For an example of one Proxy creating another, look at the CodePeek demo. You'll see an example in the CodePeekPrefsProxy which parses the XML database and creates the WindowMetricsProxy. In other apps a concrete XML Database Proxy often creates more than one Proxy from a single XML file, all done within its parseXMLDatabase method.

The problem is only when you create constructor dependencies between Proxies, as this forces a specific order for Proxy creation at startup.

To do what you suggest with fetching another Proxy by name and caching a  local reference to it:

:

public function SecondProxy( data:Object=null )
{
    super ( NAME, data );
   
   _firstProxy = FirstProxy( facade.retrieveProxy( FirstProxy.NAME ) );
}


You must make sure that you create your Proxies in order, or if the Proxy you're retrieving hasn't been created yet, you're not going to get a proper reference, and later access to it will fail.

If you don't want to worry about the order of Proxy creation, but you will still have inter-Proxy dependencies, don't eagerly fetch the reference in the constructor, but instead lazily fetch the reference in an an implicit getter.

Inside SecondProxy:
:

   private function get firstProxy():FirstProxy
   {
     if ( _firstProxy == null ) {
      _firstProxy = FirstProxy( facade.retrieveProxy( FirstProxy.NAME ) );
     }
     return _firstProxy;
   }
   
   private var _firstProxy:FirstProxy;


Now, your Proxy creation order shouldn't matter as you are not making Proxies depend on each other in their constructors.
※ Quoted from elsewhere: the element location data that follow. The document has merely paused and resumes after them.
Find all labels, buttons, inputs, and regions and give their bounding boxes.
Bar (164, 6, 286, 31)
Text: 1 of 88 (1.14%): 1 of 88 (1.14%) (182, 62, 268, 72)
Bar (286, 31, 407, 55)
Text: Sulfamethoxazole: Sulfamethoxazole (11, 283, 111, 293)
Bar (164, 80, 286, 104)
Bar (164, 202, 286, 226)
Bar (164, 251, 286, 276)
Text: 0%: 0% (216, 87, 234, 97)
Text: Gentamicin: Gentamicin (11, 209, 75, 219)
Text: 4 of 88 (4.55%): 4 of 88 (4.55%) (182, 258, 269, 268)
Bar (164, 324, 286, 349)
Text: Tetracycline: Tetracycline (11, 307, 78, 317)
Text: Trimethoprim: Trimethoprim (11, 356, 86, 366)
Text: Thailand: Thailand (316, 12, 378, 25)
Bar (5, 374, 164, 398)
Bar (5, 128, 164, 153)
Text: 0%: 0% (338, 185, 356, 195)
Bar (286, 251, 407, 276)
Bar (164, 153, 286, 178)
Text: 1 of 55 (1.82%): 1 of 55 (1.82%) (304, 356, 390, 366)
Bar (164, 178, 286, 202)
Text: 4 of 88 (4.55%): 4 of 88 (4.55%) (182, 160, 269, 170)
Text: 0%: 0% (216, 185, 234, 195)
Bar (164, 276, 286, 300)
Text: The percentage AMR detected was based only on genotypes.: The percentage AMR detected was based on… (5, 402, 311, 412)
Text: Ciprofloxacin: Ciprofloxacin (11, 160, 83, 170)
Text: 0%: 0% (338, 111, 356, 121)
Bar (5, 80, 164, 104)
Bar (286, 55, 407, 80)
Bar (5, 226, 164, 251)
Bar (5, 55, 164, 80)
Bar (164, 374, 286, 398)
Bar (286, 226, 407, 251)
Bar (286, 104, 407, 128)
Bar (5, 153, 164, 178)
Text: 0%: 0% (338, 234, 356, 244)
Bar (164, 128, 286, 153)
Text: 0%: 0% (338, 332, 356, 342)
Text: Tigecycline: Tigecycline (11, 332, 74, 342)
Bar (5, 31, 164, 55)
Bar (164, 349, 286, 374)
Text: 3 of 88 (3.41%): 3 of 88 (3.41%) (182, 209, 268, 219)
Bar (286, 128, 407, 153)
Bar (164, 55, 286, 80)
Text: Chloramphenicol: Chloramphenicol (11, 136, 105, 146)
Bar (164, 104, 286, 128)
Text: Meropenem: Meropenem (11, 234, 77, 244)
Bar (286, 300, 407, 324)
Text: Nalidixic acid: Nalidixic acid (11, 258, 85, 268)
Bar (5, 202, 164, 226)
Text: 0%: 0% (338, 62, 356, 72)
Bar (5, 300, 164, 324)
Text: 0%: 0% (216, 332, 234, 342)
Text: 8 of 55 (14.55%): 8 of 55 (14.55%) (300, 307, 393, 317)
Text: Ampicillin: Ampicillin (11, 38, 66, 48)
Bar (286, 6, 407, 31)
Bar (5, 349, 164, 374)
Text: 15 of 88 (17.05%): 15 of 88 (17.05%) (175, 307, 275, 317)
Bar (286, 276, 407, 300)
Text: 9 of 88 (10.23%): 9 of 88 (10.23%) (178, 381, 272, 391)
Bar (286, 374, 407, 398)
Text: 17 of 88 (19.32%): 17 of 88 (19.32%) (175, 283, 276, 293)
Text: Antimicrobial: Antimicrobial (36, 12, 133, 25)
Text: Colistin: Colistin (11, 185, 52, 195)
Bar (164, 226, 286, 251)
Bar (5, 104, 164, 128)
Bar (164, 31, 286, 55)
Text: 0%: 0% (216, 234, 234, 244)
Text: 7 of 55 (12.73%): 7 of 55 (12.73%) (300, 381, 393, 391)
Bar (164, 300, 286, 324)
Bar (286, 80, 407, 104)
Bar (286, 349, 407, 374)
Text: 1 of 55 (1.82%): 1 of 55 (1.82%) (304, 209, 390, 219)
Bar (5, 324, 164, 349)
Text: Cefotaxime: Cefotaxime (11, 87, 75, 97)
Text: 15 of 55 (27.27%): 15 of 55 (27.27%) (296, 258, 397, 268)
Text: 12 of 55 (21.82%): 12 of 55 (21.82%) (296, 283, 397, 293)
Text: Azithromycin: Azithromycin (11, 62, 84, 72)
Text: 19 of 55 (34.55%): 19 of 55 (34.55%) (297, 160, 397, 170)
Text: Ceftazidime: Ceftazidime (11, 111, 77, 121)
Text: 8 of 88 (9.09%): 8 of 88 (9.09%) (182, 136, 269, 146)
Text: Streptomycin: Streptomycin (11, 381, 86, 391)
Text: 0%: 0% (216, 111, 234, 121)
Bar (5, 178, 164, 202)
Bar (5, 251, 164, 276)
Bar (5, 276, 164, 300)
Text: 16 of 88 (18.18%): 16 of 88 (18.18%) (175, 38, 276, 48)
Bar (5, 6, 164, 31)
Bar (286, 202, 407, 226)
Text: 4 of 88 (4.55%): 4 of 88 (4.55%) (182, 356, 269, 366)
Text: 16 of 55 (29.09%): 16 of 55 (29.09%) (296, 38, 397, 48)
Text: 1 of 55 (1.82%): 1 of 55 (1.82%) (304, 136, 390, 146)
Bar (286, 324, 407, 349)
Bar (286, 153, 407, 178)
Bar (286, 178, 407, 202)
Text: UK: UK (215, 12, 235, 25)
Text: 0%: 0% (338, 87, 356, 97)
Later when the Mediators are being created and are asking the Proxies for data, the SecondProxy will likely be called upon to do something that causes it to use its local reference to the FirstProxy. Inside SecondProxy's methods you should refer NOT to _firstProxy but INSTEAD to firstProxy, the getter, which will fetch and cache the reference on the first call, and return the cached reference thereafter.

Hope this helps,
-=Cliff>


Title: Re: Proxy Logic
Post by: mittenimraum on October 15, 2007, 02:24:21
i'll take a look at my code again, perhaps it is unnecessary
to fetch a reference in the constructor. thanks cliff.